In the final scene, Kirk and Spock meet with Garrett one last time. Garrett and Kirk part ways having developed a mutual respect for each other, Garrett hopes that one day a Garrett will command an Enterprise, and Kirk states that anything is possible. When Garrett leaves, both Spock and Kirk agree that despite sadness for the loss of the Hood, both are also somewhat glad as it means they will not have to separate. They then head back to the Enterprise.

==Trivia==

Garrett hopes that someday a Garrett will command an Enterprise. Nearly 80 years later Rachel Garrett is in command of the Enterprise C, as seen in The Next Generation 1990 episode "Yesterday's Enterprise".

This episode connects to the rebooted Star Trek films, where despite the change in reality, Spock still turns down a place at the Vulcan Science Academy, being the first person to do so and it is subtly implied he did it out of spite after the admissions council were disrespectful to Spock's human mother.

The episode also addresses some inconsistencies regarding female captains in the series. In the Original Series, it is implied in "Turnabout Intruder" by Janice Lester that women cannot be starship captains, which obviously would be discriminatory and not keeping with the Federation's values of equality. However, the line could have also been interpreted in other ways; for example, Lester was mentally unstable and possibly was not able to be a captain because of these issues. Lester was also bitter about her failed relationship with Kirk and may have also been stating as a captain, Kirk would not let her, a woman, get close. Later in the episode, Kirk, while trapped in Lester's body, stated that Lester craved power but her own issues prevented her career from progressing and were why their relationship failed. Leonard Nimoy stated at the time, and later Gene Roddenberry admitted, the line was purely sexist. In this episode, Kirk correctly states that from Starfleet's inception there have been female captains; but Commodore Grey points out they haven't been starship captains. This is consistent with Dr. Lester's line, "your world of starship captains doesn't admit women".
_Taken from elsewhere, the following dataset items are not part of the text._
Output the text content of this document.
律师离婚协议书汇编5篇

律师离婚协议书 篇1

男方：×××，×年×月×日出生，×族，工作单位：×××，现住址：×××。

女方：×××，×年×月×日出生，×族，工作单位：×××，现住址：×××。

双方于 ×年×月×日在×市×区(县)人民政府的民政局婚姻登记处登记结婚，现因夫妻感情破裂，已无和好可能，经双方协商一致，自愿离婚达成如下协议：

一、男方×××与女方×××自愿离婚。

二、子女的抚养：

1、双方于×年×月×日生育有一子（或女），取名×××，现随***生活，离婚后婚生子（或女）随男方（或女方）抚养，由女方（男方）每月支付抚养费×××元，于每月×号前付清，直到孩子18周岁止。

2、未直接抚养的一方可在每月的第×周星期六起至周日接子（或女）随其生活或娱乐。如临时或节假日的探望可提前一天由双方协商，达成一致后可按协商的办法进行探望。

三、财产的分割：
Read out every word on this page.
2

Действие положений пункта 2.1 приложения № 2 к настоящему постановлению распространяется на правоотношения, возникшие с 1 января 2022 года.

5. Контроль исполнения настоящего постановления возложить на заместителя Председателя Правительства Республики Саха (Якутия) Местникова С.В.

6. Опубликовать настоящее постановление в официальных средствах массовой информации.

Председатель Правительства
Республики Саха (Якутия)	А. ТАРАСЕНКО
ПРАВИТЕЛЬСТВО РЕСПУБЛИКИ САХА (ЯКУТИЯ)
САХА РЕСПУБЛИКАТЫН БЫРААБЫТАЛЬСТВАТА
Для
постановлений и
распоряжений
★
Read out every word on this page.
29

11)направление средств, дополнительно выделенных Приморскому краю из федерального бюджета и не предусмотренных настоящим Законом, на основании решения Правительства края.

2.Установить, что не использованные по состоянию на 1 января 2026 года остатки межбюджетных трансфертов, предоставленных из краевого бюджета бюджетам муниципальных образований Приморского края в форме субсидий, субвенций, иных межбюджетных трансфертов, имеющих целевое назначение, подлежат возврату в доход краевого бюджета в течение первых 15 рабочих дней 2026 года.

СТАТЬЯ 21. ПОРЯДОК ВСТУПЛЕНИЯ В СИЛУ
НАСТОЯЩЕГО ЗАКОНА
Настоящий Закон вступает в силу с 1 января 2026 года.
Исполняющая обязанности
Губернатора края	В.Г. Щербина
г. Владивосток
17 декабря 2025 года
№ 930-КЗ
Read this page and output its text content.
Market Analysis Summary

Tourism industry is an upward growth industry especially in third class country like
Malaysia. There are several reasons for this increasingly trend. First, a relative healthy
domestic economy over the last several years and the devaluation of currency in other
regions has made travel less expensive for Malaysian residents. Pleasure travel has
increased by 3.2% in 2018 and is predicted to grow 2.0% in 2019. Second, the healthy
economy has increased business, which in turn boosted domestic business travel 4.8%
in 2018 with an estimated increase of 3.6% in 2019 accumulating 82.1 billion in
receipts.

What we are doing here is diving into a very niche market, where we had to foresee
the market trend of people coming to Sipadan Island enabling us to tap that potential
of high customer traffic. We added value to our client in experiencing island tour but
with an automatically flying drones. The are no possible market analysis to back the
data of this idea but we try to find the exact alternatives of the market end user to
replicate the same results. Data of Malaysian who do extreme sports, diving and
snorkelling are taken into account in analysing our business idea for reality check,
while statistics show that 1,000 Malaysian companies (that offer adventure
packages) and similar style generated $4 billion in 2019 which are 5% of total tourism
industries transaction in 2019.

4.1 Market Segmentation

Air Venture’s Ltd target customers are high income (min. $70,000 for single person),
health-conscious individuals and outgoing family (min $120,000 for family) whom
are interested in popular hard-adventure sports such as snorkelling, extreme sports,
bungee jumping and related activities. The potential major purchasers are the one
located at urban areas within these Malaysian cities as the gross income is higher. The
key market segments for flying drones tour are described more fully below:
Also of note: in the opening scene of the episode, Sulu mentions that his great(x6) grandfather grew up in an internment camp during WWII. This is no doubt an homage to George Takei, the first actor to portray Sulu during the Original Series run. Takei, in fact, spent time in an internment camp during WWII.

This episode serves as the start of a story arc regarding the mystery of what happened aboard the USS Hood, which is resolved in the series finale.